# fence posts



## Slappy (Nov 25, 2008)

How deep do you usually bury fence posts when you're making a fence to keep in livestock, also do all of the posts come with holes so you can wire the barbed wire to it?


----------



## Homestead Gal (Nov 25, 2008)

Hi Slappy,
You didn't say what type of livestock you want to contain. Here is just a general idea of how to put up fence.

We put our wooden posts at least 2 feet in the ground. If your soil is rocky and you can't go that deep, go as deep as you can and fill the hole with redimix concrete and rocks.

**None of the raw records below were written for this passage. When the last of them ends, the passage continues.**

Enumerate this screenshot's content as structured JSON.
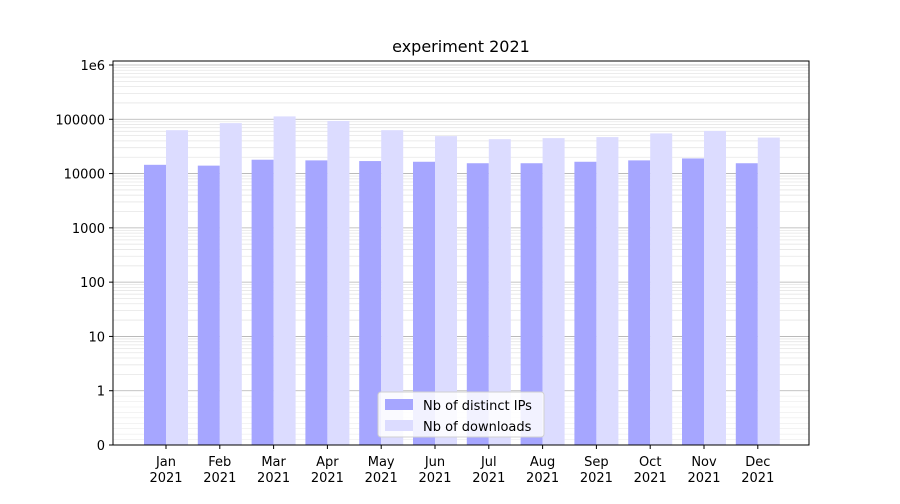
{
  "chart_data": {
    "type": "bar",
    "title": "experiment 2021",
    "xlabel": "",
    "ylabel": "",
    "yscale": "symlog",
    "ylim": [
      0,
      1000000
    ],
    "grid": true,
    "legend_position": "lower-center",
    "categories": [
      [
        "Jan",
        "2021"
      ],
      [
        "Feb",
        "2021"
      ],
      [
        "Mar",
        "2021"
      ],
      [
        "Apr",
        "2021"
      ],
      [
        "May",
        "2021"
      ],
      [
        "Jun",
        "2021"
      ],
      [
        "Jul",
        "2021"
      ],
      [
        "Aug",
        "2021"
      ],
      [
        "Sep",
        "2021"
      ],
      [
        "Oct",
        "2021"
      ],
      [
        "Nov",
        "2021"
      ],
      [
        "Dec",
        "2021"
      ]
    ],
    "y_ticks": [
      {
        "value": 0,
        "label": "0"
      },
      {
        "value": 1,
        "label": "1"
      },
      {
        "value": 10,
        "label": "10"
      },
      {
        "value": 100,
        "label": "100"
      },
      {
        "value": 1000,
        "label": "1000"
      },
      {
        "value": 10000,
        "label": "10000"
      },
      {
        "value": 100000,
        "label": "100000"
      },
      {
        "value": 1000000,
        "label": "1e6"
      }
    ],
    "series": [
      {
        "name": "Nb of distinct IPs",
        "color": "#a6a6ff",
        "values": [
          14500,
          14000,
          18000,
          17500,
          17000,
          16500,
          15500,
          15500,
          16500,
          17500,
          19000,
          15500
        ]
      },
      {
        "name": "Nb of downloads",
        "color": "#dcdcff",
        "values": [
          63000,
          85000,
          113000,
          93000,
          63000,
          49000,
          43000,
          45000,
          47000,
          55000,
          61000,
          46000
        ]
      }
    ]
  }
}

Most posts are spaced about 8 to 10 feet apart for woven wire fencing. Wooden posts are generally solid and you mount your barbed wire using U-shaped fence staples. Just stretch the wire across the post, hold the fence staple across the wire and hammer it down like a nail. You would also secure woven wire fencing the same way. You will need to use a fence stretching tool to get keep your fence tight while you are put it up. A farm supply store will have all the materials you need. They can also guide you as to the best fencing choices for the type of livestock you want to contain.

Keep in mind that metal T-Post work great when working with barbed wire or woven wire. You can use them in places you cannot dig or drive a wooden post. They have their own type of wire clip to hold your fencing in place. We use them for areas we can't use the post hole drill. They also work great fencing off creek beds and sink hole areas you don't want to drive a tractor over.
Hope this helps.


----------



## machiavelli (Nov 26, 2008)

There is a device that lets you put T-posts into the ground without digging a hole, I forgot what it's called.


----------



## dunappy (Nov 11, 2008)

We use T-posts cause they are cheaper and more available then wooden posts locally. Plus with the rock hard clay ground we have, the t-posts hold very will. they don't always hold as well in really soft dirt or sand. Plus t-posts are easier to install with a t-post pounder instead of digging a hole.


----------